Sun Yifei, McCulloch Charles E, Marr Kieren A, Huang Chiung-Yu
Department of Biostatistics, Columbia University Mailman School of Public Health, New York, NY 10032.
Department of Epidemiology and Biostatistics, University of California San Francisco, San Francisco, CA 94158.
J Am Stat Assoc. 2021;116(534):594-604. doi: 10.1080/01621459.2020.1801447. Epub 2020 Aug 26.
Although increasingly used as a data resource for assembling cohorts, electronic health records (EHRs) pose many analytic challenges. In particular, a patient's health status influences when and what data are recorded, generating sampling bias in the collected data. In this paper, we consider recurrent event analysis using EHR data. Conventional regression methods for event risk analysis usually require the values of covariates to be observed throughout the follow-up period. In EHR databases, time-dependent covariates are intermittently measured during clinical visits, and the timing of these visits is informative in the sense that it depends on the disease course. Simple methods, such as the last-observation-carried-forward approach, can lead to biased estimation. On the other hand, complex joint models require additional assumptions on the covariate process and cannot be easily extended to handle multiple longitudinal predictors. By incorporating sampling weights derived from estimating the observation time process, we develop a novel estimation procedure based on inverse-rate-weighting and kernel-smoothing for the semiparametric proportional rate model of recurrent events. The proposed methods do not require model specifications for the covariate processes and can easily handle multiple time-dependent covariates. Our methods are applied to a kidney transplant study for illustration.

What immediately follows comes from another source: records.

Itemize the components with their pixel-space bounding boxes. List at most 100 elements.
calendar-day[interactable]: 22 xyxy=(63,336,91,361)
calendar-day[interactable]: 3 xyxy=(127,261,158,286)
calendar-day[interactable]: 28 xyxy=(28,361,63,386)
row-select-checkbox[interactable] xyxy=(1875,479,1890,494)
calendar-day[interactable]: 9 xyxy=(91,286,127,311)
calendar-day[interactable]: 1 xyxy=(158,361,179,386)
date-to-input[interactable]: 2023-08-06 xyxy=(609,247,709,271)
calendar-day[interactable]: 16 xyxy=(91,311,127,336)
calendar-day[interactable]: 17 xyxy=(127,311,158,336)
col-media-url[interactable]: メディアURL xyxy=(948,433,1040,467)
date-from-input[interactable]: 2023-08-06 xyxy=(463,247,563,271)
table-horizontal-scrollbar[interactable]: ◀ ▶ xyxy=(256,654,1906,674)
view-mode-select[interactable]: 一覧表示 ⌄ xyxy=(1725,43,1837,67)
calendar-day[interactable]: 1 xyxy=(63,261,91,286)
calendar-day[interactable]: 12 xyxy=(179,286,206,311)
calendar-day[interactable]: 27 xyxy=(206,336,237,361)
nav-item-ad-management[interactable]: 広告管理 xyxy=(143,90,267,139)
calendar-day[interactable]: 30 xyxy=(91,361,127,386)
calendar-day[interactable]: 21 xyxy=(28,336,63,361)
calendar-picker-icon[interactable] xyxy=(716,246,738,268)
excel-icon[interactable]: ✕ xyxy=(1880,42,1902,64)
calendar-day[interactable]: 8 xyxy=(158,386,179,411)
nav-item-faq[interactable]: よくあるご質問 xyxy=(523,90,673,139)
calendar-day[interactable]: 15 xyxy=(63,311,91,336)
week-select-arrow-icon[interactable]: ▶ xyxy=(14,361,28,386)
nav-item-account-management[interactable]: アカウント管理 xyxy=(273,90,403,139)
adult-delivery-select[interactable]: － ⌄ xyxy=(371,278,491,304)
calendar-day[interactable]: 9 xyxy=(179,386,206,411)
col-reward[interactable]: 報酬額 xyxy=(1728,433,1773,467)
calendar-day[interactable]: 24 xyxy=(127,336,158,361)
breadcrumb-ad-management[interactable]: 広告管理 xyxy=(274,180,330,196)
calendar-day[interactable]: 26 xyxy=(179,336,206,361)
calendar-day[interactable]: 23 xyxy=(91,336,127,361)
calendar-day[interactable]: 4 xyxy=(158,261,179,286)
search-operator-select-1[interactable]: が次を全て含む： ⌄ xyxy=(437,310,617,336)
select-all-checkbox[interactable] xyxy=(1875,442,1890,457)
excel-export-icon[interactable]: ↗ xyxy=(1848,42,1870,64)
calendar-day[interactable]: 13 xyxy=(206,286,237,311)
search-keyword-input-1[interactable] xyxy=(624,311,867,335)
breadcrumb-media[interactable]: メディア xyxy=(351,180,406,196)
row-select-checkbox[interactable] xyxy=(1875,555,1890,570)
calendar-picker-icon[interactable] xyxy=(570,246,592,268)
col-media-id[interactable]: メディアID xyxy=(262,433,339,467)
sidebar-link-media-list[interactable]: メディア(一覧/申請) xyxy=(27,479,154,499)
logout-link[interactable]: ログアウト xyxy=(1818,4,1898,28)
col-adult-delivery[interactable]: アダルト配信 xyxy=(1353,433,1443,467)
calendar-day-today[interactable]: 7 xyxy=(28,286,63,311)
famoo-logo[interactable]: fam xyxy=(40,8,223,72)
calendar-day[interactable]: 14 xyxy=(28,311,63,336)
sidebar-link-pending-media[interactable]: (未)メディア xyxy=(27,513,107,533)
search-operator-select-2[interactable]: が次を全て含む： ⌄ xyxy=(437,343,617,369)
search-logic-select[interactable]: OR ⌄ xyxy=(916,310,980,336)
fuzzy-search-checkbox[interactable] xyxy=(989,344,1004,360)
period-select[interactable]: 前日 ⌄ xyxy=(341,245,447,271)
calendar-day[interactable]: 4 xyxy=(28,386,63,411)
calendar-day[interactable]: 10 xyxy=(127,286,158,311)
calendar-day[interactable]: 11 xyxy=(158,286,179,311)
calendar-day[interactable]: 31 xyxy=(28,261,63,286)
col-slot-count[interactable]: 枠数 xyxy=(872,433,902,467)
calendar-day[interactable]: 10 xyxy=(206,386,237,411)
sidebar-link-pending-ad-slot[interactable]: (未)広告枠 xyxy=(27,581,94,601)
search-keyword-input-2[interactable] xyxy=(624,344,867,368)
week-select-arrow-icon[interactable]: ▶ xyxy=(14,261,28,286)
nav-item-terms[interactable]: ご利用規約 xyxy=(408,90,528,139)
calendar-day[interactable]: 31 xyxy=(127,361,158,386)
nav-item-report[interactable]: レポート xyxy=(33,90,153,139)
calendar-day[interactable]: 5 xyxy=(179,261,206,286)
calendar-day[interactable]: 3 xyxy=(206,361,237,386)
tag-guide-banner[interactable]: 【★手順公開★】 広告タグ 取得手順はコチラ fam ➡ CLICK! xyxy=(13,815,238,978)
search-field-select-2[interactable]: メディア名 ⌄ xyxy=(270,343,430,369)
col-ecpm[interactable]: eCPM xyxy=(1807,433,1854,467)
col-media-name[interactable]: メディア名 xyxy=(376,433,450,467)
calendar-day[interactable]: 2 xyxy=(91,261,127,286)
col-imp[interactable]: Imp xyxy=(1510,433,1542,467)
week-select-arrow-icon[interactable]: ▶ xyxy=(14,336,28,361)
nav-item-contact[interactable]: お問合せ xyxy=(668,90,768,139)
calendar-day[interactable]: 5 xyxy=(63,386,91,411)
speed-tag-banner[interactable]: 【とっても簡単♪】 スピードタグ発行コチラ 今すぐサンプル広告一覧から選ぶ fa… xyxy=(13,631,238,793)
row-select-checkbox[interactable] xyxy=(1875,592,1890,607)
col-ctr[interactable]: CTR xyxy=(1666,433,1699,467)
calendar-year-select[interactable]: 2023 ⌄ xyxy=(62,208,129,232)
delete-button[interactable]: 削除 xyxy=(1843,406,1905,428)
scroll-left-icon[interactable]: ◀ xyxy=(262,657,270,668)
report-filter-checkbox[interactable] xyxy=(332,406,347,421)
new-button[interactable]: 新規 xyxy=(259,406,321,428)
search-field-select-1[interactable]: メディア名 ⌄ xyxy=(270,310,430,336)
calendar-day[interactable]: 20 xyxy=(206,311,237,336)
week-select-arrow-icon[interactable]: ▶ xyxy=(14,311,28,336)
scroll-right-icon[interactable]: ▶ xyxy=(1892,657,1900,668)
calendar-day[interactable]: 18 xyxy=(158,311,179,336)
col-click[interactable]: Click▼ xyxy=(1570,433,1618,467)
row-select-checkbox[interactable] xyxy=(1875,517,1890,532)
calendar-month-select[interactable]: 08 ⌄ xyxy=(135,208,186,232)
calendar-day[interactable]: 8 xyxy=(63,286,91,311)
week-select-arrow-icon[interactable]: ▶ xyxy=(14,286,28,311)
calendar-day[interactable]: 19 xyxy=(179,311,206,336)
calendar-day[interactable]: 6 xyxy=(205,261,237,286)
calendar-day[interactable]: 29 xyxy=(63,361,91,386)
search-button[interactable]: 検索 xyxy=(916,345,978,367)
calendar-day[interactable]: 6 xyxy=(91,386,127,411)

尽管电子健康记录(EHRs)越来越多地被用作组建队列的数据资源,但它带来了许多分析挑战。特别是,患者的健康状况会影响数据记录的时间和内容,从而在收集的数据中产生抽样偏差。在本文中,我们考虑使用EHR数据进行复发事件分析。用于事件风险分析的传统回归方法通常要求在整个随访期内观察协变量的值。在EHR数据库中,随时间变化的协变量在临床就诊期间是间歇性测量的,而且这些就诊的时间具有信息性,因为它取决于疾病进程。简单的方法,如末次观察结转法,可能会导致有偏差的估计。另一方面,复杂的联合模型需要对协变量过程做出额外假设,并且不容易扩展以处理多个纵向预测变量。通过纳入从估计观察时间过程中得出的抽样权重,我们为复发事件的半参数比例率模型开发了一种基于逆率加权和核平滑的新颖估计程序。所提出的方法不需要对协变量过程进行模型设定,并且可以轻松处理多个随时间变化的协变量。我们的方法应用于一项肾脏移植研究以作说明。